Getty ImagesShell denies that oil and gas production contributed to this separate typhoon, and also denies any unique knowledge about climate change that it kept to itself.
“This is a baseless claim and will not help solve climate change or reduce emissions,” a Shell spokesman said in a statement to BBC News.
“The suggestion that Shell had unique knowledge about climate change is simply not true.

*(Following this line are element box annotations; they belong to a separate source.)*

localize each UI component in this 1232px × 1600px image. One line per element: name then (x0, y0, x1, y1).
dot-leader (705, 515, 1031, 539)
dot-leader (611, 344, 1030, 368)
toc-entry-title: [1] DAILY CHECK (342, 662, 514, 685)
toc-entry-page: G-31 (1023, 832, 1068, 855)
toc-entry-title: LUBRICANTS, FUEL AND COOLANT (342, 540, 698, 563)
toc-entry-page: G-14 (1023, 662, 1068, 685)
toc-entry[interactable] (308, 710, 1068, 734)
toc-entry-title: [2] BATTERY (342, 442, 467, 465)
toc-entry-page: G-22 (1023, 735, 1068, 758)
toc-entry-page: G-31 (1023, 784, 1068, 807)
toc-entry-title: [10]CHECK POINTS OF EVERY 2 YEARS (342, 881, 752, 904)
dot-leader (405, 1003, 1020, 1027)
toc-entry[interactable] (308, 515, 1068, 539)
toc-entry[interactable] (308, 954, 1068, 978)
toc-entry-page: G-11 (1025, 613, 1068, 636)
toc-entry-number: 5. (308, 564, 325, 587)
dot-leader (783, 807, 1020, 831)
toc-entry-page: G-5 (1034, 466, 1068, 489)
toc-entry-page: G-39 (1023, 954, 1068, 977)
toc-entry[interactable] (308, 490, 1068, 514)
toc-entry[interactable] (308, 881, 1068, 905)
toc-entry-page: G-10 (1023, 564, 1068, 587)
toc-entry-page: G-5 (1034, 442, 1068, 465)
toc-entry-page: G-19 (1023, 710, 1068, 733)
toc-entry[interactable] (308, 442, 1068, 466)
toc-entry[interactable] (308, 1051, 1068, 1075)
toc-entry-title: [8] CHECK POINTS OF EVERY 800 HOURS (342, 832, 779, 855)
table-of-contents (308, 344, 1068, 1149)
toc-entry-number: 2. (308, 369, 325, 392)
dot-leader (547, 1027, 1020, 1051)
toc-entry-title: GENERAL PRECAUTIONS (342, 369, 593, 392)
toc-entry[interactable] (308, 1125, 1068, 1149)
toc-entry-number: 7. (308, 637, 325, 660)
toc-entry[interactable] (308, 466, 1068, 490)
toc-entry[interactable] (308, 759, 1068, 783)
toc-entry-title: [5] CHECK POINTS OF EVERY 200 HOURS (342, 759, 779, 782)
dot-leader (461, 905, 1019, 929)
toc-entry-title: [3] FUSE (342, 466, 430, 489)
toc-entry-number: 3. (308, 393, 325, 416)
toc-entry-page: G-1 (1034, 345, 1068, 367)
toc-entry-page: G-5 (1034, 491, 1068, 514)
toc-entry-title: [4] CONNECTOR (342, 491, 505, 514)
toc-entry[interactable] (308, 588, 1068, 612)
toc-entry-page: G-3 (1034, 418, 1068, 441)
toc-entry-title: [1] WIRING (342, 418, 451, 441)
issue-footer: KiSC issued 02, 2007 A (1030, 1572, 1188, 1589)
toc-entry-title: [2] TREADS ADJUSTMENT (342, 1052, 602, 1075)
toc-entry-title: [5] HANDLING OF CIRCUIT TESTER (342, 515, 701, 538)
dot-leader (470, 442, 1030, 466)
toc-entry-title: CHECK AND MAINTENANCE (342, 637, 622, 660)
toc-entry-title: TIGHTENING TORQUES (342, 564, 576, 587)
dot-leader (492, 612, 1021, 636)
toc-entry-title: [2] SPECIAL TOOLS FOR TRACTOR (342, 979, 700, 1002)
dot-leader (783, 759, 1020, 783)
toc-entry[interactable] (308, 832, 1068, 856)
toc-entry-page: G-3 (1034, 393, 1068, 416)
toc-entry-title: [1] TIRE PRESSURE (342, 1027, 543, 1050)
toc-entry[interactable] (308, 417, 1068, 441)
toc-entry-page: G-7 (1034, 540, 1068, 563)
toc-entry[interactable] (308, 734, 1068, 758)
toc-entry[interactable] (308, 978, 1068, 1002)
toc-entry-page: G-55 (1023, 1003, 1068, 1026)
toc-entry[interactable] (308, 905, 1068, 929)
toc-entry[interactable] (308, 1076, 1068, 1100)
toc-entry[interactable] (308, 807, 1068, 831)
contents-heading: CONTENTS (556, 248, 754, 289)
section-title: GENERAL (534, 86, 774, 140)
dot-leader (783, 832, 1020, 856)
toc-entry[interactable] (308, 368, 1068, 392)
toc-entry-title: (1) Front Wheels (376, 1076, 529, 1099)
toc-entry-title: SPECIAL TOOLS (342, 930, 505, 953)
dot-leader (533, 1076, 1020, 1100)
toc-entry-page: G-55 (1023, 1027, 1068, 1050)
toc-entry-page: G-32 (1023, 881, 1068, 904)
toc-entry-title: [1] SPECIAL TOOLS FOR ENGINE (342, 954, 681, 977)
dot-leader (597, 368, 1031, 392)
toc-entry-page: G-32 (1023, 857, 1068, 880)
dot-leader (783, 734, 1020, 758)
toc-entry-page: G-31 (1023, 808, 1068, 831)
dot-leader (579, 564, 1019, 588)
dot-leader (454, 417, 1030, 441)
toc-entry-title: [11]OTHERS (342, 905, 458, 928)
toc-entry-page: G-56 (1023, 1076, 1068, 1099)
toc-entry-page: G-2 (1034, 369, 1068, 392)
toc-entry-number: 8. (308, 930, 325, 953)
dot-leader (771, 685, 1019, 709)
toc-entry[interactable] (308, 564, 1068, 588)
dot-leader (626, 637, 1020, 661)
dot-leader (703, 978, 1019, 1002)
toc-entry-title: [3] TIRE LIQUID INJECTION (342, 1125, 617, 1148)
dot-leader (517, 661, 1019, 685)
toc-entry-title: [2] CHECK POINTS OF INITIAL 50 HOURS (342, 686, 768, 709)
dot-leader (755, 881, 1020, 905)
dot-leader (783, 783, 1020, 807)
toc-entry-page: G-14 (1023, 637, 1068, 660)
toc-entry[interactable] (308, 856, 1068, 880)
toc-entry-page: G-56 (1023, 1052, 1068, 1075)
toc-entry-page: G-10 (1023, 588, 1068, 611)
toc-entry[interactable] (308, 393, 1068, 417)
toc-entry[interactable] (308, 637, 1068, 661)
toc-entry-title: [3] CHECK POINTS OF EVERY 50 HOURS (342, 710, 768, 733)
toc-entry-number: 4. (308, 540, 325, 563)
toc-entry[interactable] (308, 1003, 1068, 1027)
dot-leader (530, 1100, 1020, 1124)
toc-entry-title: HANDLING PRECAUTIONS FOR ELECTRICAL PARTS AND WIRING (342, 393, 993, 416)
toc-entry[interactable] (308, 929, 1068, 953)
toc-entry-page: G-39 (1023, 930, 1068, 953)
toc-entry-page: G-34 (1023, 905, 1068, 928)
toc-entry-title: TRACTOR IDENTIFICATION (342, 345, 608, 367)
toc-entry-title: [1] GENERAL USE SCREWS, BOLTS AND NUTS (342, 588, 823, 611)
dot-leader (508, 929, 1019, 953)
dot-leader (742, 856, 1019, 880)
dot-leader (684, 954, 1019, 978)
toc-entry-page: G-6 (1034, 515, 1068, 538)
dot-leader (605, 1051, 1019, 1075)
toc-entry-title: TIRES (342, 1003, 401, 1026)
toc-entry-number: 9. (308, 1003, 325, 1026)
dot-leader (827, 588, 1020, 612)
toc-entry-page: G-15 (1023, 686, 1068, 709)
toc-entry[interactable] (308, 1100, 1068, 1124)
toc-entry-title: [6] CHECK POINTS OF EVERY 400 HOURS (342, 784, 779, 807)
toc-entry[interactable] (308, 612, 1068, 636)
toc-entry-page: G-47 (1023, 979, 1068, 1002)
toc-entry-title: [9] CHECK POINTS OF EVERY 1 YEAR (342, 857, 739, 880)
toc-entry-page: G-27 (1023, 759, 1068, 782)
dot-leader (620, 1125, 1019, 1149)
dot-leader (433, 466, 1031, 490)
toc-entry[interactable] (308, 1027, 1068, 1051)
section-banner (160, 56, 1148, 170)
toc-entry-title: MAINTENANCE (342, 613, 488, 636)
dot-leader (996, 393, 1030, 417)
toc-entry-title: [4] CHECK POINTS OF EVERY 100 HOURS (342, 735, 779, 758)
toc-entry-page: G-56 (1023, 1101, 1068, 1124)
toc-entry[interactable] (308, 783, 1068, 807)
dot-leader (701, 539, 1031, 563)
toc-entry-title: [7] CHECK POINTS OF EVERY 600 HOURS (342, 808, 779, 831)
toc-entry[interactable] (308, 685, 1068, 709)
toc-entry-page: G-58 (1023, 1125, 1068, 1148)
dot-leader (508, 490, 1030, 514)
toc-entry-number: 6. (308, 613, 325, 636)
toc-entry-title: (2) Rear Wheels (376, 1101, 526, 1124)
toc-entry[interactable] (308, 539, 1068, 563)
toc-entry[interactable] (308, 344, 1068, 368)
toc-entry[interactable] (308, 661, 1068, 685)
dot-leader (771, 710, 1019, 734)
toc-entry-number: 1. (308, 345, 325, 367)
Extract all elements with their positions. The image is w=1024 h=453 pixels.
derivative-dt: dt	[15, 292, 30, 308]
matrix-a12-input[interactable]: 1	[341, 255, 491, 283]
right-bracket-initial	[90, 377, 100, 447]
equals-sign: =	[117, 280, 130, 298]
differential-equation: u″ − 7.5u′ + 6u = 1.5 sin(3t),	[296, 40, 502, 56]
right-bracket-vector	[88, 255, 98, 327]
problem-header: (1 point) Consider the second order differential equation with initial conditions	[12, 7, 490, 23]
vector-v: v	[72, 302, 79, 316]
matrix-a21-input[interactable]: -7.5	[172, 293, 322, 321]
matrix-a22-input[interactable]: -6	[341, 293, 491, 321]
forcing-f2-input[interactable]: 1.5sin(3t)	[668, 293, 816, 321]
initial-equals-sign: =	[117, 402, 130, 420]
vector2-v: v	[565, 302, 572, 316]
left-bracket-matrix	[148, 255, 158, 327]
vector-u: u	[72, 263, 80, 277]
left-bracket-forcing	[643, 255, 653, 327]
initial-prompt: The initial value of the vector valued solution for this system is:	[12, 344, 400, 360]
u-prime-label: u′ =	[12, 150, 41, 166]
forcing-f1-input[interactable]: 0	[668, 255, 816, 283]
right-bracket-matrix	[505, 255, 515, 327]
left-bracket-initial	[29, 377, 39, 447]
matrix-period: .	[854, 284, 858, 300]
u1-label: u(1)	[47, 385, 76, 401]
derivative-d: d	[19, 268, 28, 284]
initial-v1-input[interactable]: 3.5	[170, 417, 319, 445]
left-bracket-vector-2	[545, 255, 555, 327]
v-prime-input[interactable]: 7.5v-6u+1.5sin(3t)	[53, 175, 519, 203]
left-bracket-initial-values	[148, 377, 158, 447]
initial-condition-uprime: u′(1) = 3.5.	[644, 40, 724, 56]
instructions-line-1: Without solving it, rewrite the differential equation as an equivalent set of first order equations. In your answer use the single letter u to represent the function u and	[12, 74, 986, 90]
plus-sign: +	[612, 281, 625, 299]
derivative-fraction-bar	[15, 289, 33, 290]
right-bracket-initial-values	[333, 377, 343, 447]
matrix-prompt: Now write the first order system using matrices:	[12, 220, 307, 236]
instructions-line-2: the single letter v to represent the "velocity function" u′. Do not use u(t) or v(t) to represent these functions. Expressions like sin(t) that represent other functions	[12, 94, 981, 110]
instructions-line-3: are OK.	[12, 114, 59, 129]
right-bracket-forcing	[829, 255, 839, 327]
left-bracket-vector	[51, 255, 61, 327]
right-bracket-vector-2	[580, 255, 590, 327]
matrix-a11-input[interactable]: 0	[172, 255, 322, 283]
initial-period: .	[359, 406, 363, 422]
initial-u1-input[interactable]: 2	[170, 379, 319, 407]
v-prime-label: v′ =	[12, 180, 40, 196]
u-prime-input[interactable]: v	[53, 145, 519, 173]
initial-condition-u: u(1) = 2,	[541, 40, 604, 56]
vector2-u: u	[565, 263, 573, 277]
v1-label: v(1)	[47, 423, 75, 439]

This problem and solutions have been part of public debate and scientific research for many decades.”
That view is supported by several environmental campaign groups, which say scientific advances now make it much easier to link individual extreme weather events to climate change and allow researchers to tell what impact warming gas emissions had on a heat wave or storm.
But proving to a court's satisfaction that the harm caused to people by extreme weather events is caused by the actions of specific fossil fuel producers can be challenging.
“This is traditionally a high bar, but in recent years both science and the law have lowered the bar significantly,” says Kharge Narulla, an attorney specializing in climate law and litigation who is not involved in the case.
“This is, of course, a test case, but this is not the first case of this kind. So this will be the first time that the British courts will be convinced of the nature of this whole science of attribution from a factual point of view.”
The experience of other jurisdictions is mixed.
In recent years, attempts to bring cases against major U.S. oil and gas producers have often failed.
In Europe, campaigners in the Netherlands won a major case against Shell in 2021, when the courts ordered Shell to cut absolute carbon emissions by 45% by 2030, including those emissions that arise from the use of its products.
But last year this decision was overturned on appeal.
The court ruled that there was no legal basis for the specific reduction target, but it also upheld Shell's duty to mitigate dangerous climate change through its policies.
The UK claim has already been filed in the Royal Court, but it is only the first step in a case brought by Filipino survivors, with more details expected by the middle of next year.